Y qué decir de los paralelismos entre la figura acartonada del perfecto cowboy, Ronald Reagan, y su deriva tóxica contemporánea. O, dicho por Jon Schwarz:

«Reagan fue el progenitor de Trump, y Trump es el descendiente degenerado de Reagan en el siglo XXI. Trump es a Reagan lo que el crack es a la cocaína: más barato, de efecto más rápido, y menos glamuroso. Sin embargo, a grandes rasgos, son la misma cosa».

La analogía funciona hasta que analizamos los escrúpulos de ambos. No todo sirvió a Reagan para lograr sus objetivos, mientras Trump es un síntoma del conflicto de nuestro tiempo entre lo que consideramos realidad y ficción.
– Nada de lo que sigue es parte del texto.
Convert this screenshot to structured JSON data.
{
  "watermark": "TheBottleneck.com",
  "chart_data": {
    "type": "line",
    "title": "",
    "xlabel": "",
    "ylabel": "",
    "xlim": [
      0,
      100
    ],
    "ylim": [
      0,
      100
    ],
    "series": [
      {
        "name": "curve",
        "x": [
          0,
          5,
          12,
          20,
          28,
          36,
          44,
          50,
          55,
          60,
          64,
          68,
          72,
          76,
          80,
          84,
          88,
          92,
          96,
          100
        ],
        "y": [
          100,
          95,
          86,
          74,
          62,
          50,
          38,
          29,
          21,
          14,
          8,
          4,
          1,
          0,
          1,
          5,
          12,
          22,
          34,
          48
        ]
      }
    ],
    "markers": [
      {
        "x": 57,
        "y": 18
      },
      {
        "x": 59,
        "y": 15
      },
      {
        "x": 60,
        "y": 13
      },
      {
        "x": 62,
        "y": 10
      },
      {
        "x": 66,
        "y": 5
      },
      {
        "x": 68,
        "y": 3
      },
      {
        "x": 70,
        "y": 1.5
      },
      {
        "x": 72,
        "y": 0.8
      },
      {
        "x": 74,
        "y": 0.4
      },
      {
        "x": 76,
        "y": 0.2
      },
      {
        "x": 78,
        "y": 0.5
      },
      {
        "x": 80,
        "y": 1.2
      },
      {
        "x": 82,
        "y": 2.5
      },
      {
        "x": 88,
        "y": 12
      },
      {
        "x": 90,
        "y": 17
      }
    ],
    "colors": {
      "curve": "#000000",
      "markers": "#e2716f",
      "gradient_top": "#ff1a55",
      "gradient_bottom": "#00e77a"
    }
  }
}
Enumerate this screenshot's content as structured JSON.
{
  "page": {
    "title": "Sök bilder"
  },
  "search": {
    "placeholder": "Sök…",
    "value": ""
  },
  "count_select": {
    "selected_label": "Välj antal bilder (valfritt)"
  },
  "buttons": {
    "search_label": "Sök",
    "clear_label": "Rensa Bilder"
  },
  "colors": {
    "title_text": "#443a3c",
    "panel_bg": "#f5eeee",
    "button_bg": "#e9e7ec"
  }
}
Responsabilidad editorial y redes sociales

El debate sobre si las redes sociales son o no medios de comunicación y tienen responsabilidad sobre lo que alojan y difunden, especialmente encendido desde 2016, se zanjó el 6 de enero, cuando los dos senadores en Georgia otorgaron a los demócratas estadounidenses el control del Congreso.

El desbloqueo en la nueva Administración abre la posibilidad de un escrutinio exhaustivo del rol de las redes sociales sobre la crisis epistemológica que vive el país, que ha dividido a la población entre quienes reconocen el marco racional de pensamiento que permite escrutar qué es verídico y qué no lo es, y quienes están determinados a dar credibilidad a su visión del mundo, por muy distorsionada y tóxica que sea.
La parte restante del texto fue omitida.